§ 53. Rule-making power of court of appeals as to admission of attorneys and counsellors. 1. The court of appeals may from time to time adopt, amend, or rescind rules not inconsistent with the constitution or statutes of the state, regulating the admission of attorneys and counsellors at law, to practice in all the courts of record of the state.
2. The court may make such provisions as it shall deem proper for admission to practice as attorneys and counsellors, of persons who have been admitted to practice in other states or countries.
3. The court shall prescribe rules providing for a uniform system of examination of candidates for admission to practice as attorneys and counsellors, which shall govern the state board of law examiners in the performance of its duties. The court shall not by its rules cause to be barred from examination or, upon successful completion of the examination process, subsequent admission to the state bar, provided he or she shall otherwise meet any requirements for admission, any person who is currently admitted to practice in the jurisdiction of another state and has received a degree from a law school which qualifies such person to practice law in such state, other than a law school which grants credit for correspondence courses, provided that such person has been engaged in the actual practice of law in the state in which they are admitted for no less than five years.
4. The rules established by the court of appeals, touching the admission of attorneys and counsellors to practice in the courts of record of the state, shall not be changed or amended, except by a majority of the judges of that court. A copy of each amendment to such rules must, within five days after it is adopted, be filed in the office of the secretary of state.
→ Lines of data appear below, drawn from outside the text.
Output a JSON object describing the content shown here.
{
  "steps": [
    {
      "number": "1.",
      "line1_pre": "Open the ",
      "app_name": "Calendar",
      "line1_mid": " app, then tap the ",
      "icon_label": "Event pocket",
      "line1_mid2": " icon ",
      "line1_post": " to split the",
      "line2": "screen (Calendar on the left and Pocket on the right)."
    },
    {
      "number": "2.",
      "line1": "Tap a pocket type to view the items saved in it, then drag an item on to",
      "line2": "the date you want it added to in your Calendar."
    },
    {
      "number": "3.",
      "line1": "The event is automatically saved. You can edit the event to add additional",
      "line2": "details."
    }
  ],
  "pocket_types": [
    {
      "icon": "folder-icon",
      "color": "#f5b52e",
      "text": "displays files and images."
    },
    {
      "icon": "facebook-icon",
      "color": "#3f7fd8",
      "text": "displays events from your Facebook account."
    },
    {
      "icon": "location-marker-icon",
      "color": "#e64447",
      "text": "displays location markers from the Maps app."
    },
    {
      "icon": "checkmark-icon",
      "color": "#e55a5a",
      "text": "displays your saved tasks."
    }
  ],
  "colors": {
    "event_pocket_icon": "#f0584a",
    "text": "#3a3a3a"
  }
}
5. Nothing contained in this chapter prevents the court of appeals from dispensing, in the rules established by it, with the whole or any part of the stated period of clerkship required from an applicant, or with the examination where the applicant is a graduate of the Albany law school, Union university, or of the New York university school of law, or of the school of law of Columbia university, or of the university of Buffalo school of law, or of the Cornell law school, or of the Syracuse university college of law, or of the Brooklyn law school, or of the Fordham university school of law, or of any law school, duly registered by the regents of the university of the state of New York which requires a three year course for graduation and produces his diploma upon his application for admission to practice.
6. Nothing contained in this chapter prevents the court of appeals from adopting rules for the licensing, as a legal consultant, without examination and without regard to citizenship, of a person admitted to practice in a foreign country as an attorney or counsellor or the equivalent. Any person so licensed shall not practice in the courts of the state but may render legal services in the state within limitations prescribed in rules adopted by the court of appeals and shall subject to the foregoing be governed by the provisions of section ninety and article fifteen of this chapter.